Team:Queens Canada/Safety/Lab


Safety Proposal

We feel confident that our project does not pose a risk to ourselves, to the public, or to the environment. C. elegans, our chassis, is not a human pathogen. Working with C. elegans carries very little risk to researchers, and BSL-1 level laboratory clearance is satisfactory for work with this organism. Furthermore, microinjection of extrachromosomal arrays reduces the worm’s fitness. So, if a transgenic worm were to escape into the outside environment, it would be unlikely to have a selective advantage over wild-type worms. As well, our biobricks do not provide the worm with any selective advantages. In fact, they may reduce fitness by forcing the worm to chemotax toward naphthalene, a toxic chemical. In addition, there are a number of germline mortal C. elegans mutants. If our transgenic worm were to be used in the field, we would ensure that it contained a germline mortal mutation.

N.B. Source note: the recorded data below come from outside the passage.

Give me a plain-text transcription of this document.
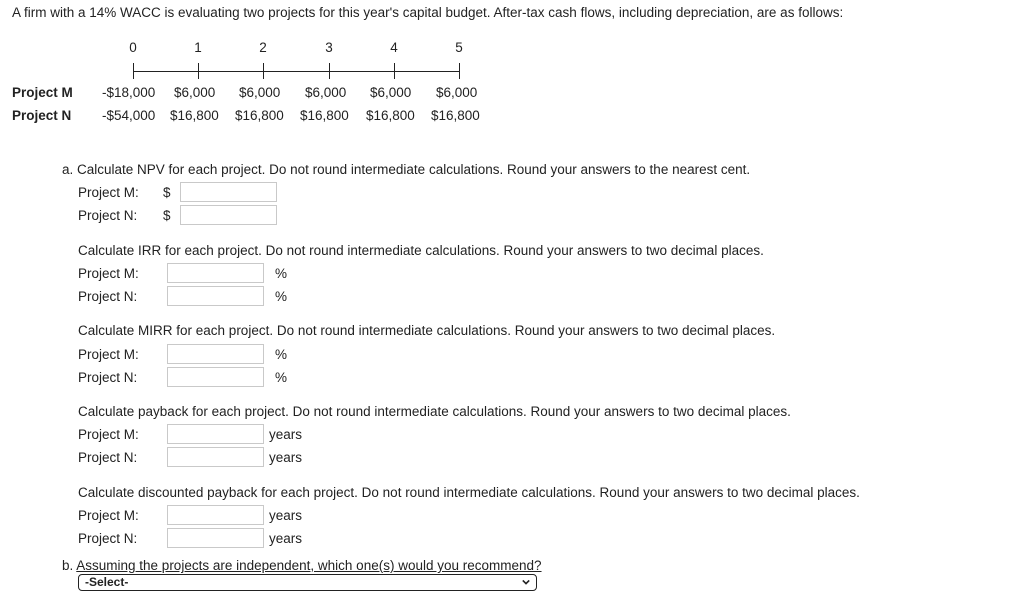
A firm with a 14% WACC is evaluating two projects for this year's capital budget. After-tax cash flows, including depreciation, are as follows:
0	1	2	3	4	5
Project M -$18,000 $6,000 $6,000 $6,000 $6,000 $6,000
Project N -$54,000 $16,800 $16,800 $16,800 $16,800 $16,800
a. Calculate NPV for each project. Do not round intermediate calculations. Round your answers to the nearest cent.
Project M: $
Project N: $
Calculate IRR for each project. Do not round intermediate calculations. Round your answers to two decimal places.
Project M:	%
Project N:	%
Calculate MIRR for each project. Do not round intermediate calculations. Round your answers to two decimal places.
Project M:	%
Project N:	%
Calculate payback for each project. Do not round intermediate calculations. Round your answers to two decimal places.
Project M:	years
Project N:	years
Calculate discounted payback for each project. Do not round intermediate calculations. Round your answers to two decimal places.
Project M:	years
Project N:	years
b. Assuming the projects are independent, which one(s) would you recommend?
-Select-
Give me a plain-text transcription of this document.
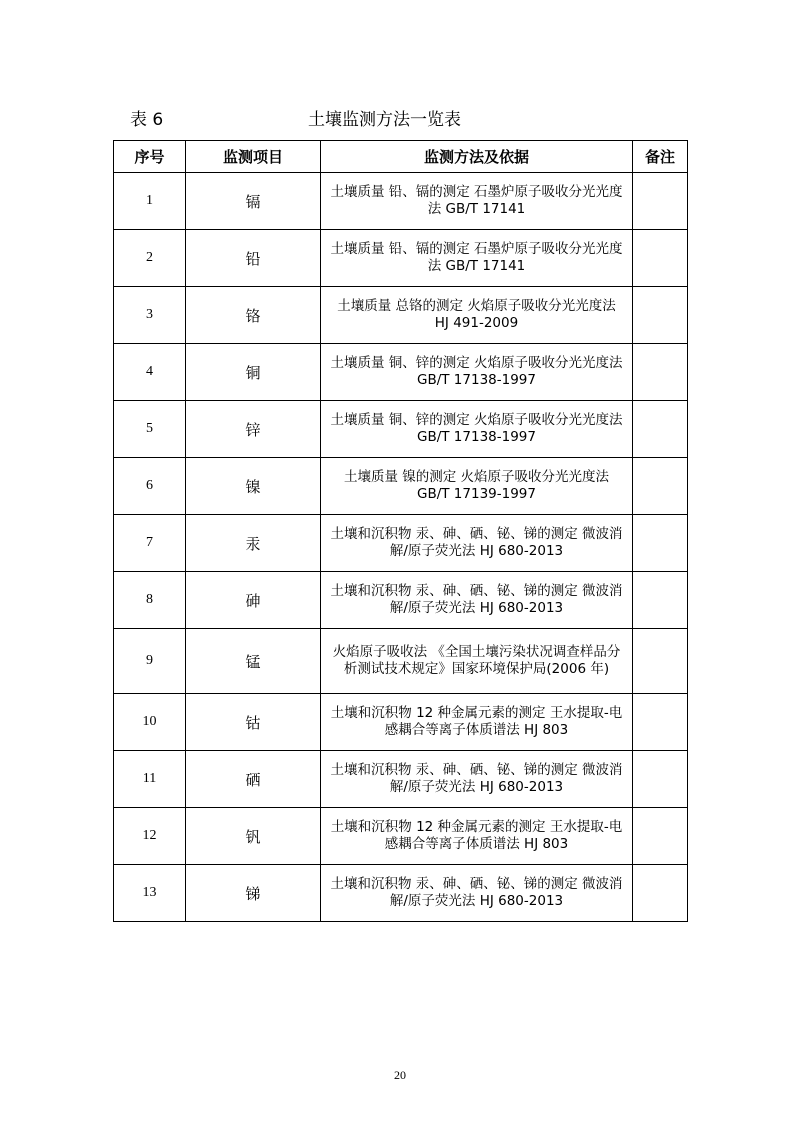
表 6	土壤监测方法一览表
序号	监测项目	监测方法及依据	备注
1	镉	土壤质量 铅、镉的测定 石墨炉原子吸收分光光度法 GB/T 17141	
2	铅	土壤质量 铅、镉的测定 石墨炉原子吸收分光光度法 GB/T 17141	
3	铬	土壤质量 总铬的测定 火焰原子吸收分光光度法 HJ 491-2009	
4	铜	土壤质量 铜、锌的测定 火焰原子吸收分光光度法　GB/T 17138-1997	
5	锌	土壤质量 铜、锌的测定 火焰原子吸收分光光度法 GB/T 17138-1997	
6	镍	土壤质量 镍的测定 火焰原子吸收分光光度法 GB/T 17139-1997	
7	汞	土壤和沉积物 汞、砷、硒、铋、锑的测定 微波消解/原子荧光法 HJ 680-2013	
8	砷	土壤和沉积物 汞、砷、硒、铋、锑的测定 微波消解/原子荧光法 HJ 680-2013	
9	锰	火焰原子吸收法 《全国土壤污染状况调查样品分析测试技术规定》国家环境保护局(2006 年)	
10	钴	土壤和沉积物 12 种金属元素的测定 王水提取-电感耦合等离子体质谱法 HJ 803	
11	硒	土壤和沉积物 汞、砷、硒、铋、锑的测定 微波消解/原子荧光法 HJ 680-2013	
12	钒	土壤和沉积物 12 种金属元素的测定 王水提取-电感耦合等离子体质谱法 HJ 803	
13	锑	土壤和沉积物 汞、砷、硒、铋、锑的测定 微波消解/原子荧光法 HJ 680-2013	
20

As a machine designed to chemotax toward toxic compounds, our organism poses little threat to the environment. Our transgenic worm could prove beneficial to the environment if we succeed in engineering it to degrade naphthalene. By extension, our organism could also prove beneficial to human health. We feel it is unlikely that a mutation in any of our biobricks would result in harm to humans or the environment. Mutations in our biobricks would lead to deactivation of our imported GPCRs, and  we would not expect this to alter the ability of the worm to survive and out-compete other organisms. Overall, C. elegans can be considered safer than E. coli, the standard synthetic biology chassis, because the worm is not capable of horizontal gene transfer.

Drs. Ian Chin-Sang and Kenton Ko are two of the team’s Faculty Advisors this year, and have provided the team with lab space in which we conduct all of our wet work. They are both members of the Queen’s Biohazards Committee and have ensured that we work within the appropriate biosafety regulations. Furthermore, all of our team members have undergone WHMIS and radiation safety training. Safety is one of our top priorities.